Is there a good way to deliver bad news?

This week saw the start of serious cuts from the UK government and this country is not alone in choosing to act now in order to start cutting deficits, with many other European and global governments planning similar schemes. Likewise the rest of the news carries the heavy weight of shaky markets, conflicts and uncertain speculation.  

This made me think about whether there is a good way to deliver bad news. Dr Robert Buckman suggests from his experience telling people with terminal cancer bad news; “Begin by listening, and end it by summarizing: review the ground you’ve covered, identify a plan, agree on a ‘contract’ for the next contact.”.

Essentially he suggests if you begin by listening then you can work out whether there is a mismatch between the perception and reality of your audience.
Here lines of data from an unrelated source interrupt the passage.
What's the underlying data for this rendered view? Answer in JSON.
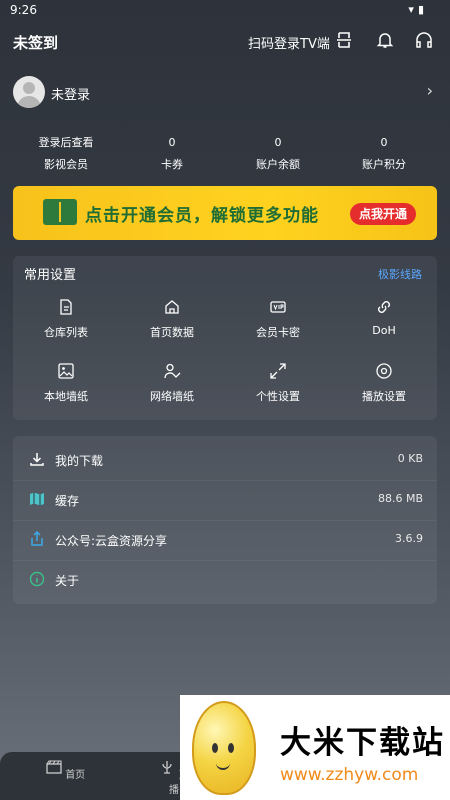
{
  "status": {
    "time": "9:26"
  },
  "header": {
    "title": "未签到",
    "scan_tv": "扫码登录TV端",
    "icons": [
      "scan-icon",
      "bell-icon",
      "headset-icon"
    ]
  },
  "user": {
    "name": "未登录"
  },
  "stats": [
    {
      "value": "登录后查看",
      "label": "影视会员"
    },
    {
      "value": "0",
      "label": "卡券"
    },
    {
      "value": "0",
      "label": "账户余额"
    },
    {
      "value": "0",
      "label": "账户积分"
    }
  ],
  "banner": {
    "text": "点击开通会员，解锁更多功能",
    "button": "点我开通"
  },
  "settings": {
    "title": "常用设置",
    "link": "极影线路",
    "items": [
      {
        "label": "仓库列表",
        "icon": "document-icon"
      },
      {
        "label": "首页数据",
        "icon": "home-icon"
      },
      {
        "label": "会员卡密",
        "icon": "vip-card-icon"
      },
      {
        "label": "DoH",
        "icon": "link-icon"
      },
      {
        "label": "本地墙纸",
        "icon": "image-icon"
      },
      {
        "label": "网络墙纸",
        "icon": "user-check-icon"
      },
      {
        "label": "个性设置",
        "icon": "expand-icon"
      },
      {
        "label": "播放设置",
        "icon": "play-settings-icon"
      }
    ]
  },
  "list": [
    {
      "label": "我的下载",
      "value": "0 KB",
      "icon": "download-icon"
    },
    {
      "label": "缓存",
      "value": "88.6 MB",
      "icon": "map-icon"
    },
    {
      "label": "公众号:云盒资源分享",
      "value": "3.6.9",
      "icon": "share-icon"
    },
    {
      "label": "关于",
      "value": "",
      "icon": "info-icon"
    }
  ],
  "bottom_nav": [
    {
      "label": "首页",
      "icon": "clapper-icon"
    },
    {
      "label": "直播",
      "icon": "live-icon"
    }
  ],
  "watermark": {
    "title": "大米下载站",
    "url": "www.zzhyw.com"
  }
}
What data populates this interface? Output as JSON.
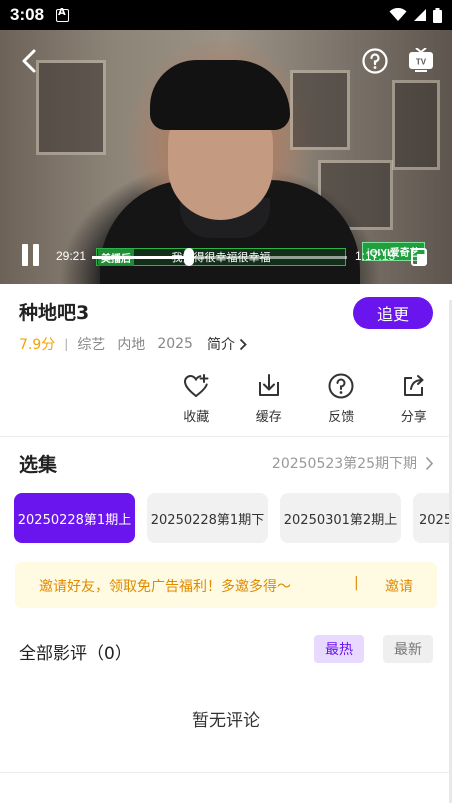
{
  "status_bar": {
    "time": "3:08"
  },
  "player": {
    "current_time": "29:21",
    "total_time": "1:17:15",
    "progress": 0.38,
    "subtitle": "我觉得很幸福很幸福",
    "sponsor_tag": "美播后",
    "watermark": "iQIYI爱奇艺"
  },
  "show": {
    "title": "种地吧3",
    "follow_label": "追更",
    "score": "7.9分",
    "separator": "|",
    "genre": "综艺",
    "region": "内地",
    "year": "2025",
    "intro_label": "简介"
  },
  "actions": [
    {
      "label": "收藏",
      "icon": "heart-plus-icon"
    },
    {
      "label": "缓存",
      "icon": "download-icon"
    },
    {
      "label": "反馈",
      "icon": "question-icon"
    },
    {
      "label": "分享",
      "icon": "share-icon"
    }
  ],
  "episodes": {
    "title": "选集",
    "current": "20250523第25期下期",
    "items": [
      {
        "label": "20250228第1期上",
        "active": true
      },
      {
        "label": "20250228第1期下",
        "active": false
      },
      {
        "label": "20250301第2期上",
        "active": false
      },
      {
        "label": "20250301第2期下",
        "active": false
      }
    ]
  },
  "invite": {
    "text": "邀请好友，领取免广告福利！多邀多得～",
    "separator": "|",
    "button": "邀请"
  },
  "reviews": {
    "title": "全部影评（0）",
    "sort_hot": "最热",
    "sort_new": "最新",
    "empty": "暂无评论"
  },
  "colors": {
    "accent": "#6a14ee",
    "score": "#f3a300",
    "invite_text": "#e08a00",
    "invite_bg": "#fffbe2"
  }
}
This may be a good approach in one-to-one situation such as a doctor telling a patient the results of a test or an employer tackling a difficult review meeting, but can massive organisation like a big corporation or government ever listen meaningfully to their huge and varied audience?

Other advice suggests the key to delivering bad news is to keep it short and sweet. As this Guardian blog discusses earlier this year Jonathan Schwatz, the Chief Exec of Sun Microsystems announced his resignation via a Haiku on twitter. It’s almost like taking a plaster off- do it quickly and the pain is shorter.

Kevin Daley on Harvard Business Review commented that “Delivering bad news is one of the biggest challenges managers face”. He suggests there are four key pointers to doing it well:

1)      Do it as soon as possible

2)      Speak Candidly

3)      Give them the big picture

4)      Plan for difficult questions

Considering the big sums the UK government is planning to cut – the reaction from the public (so far) has been quite muted. The perception that MPs have been dishonest with the public recently may mean that actually people welcome bad news if they perceive it as a sign of MPs being honest and transparent. Likewise Christina Bielaskza–DuVernay, highlights that receiving bad news as a business can be a good thing as it allows you to act, adapt and ultimately survive.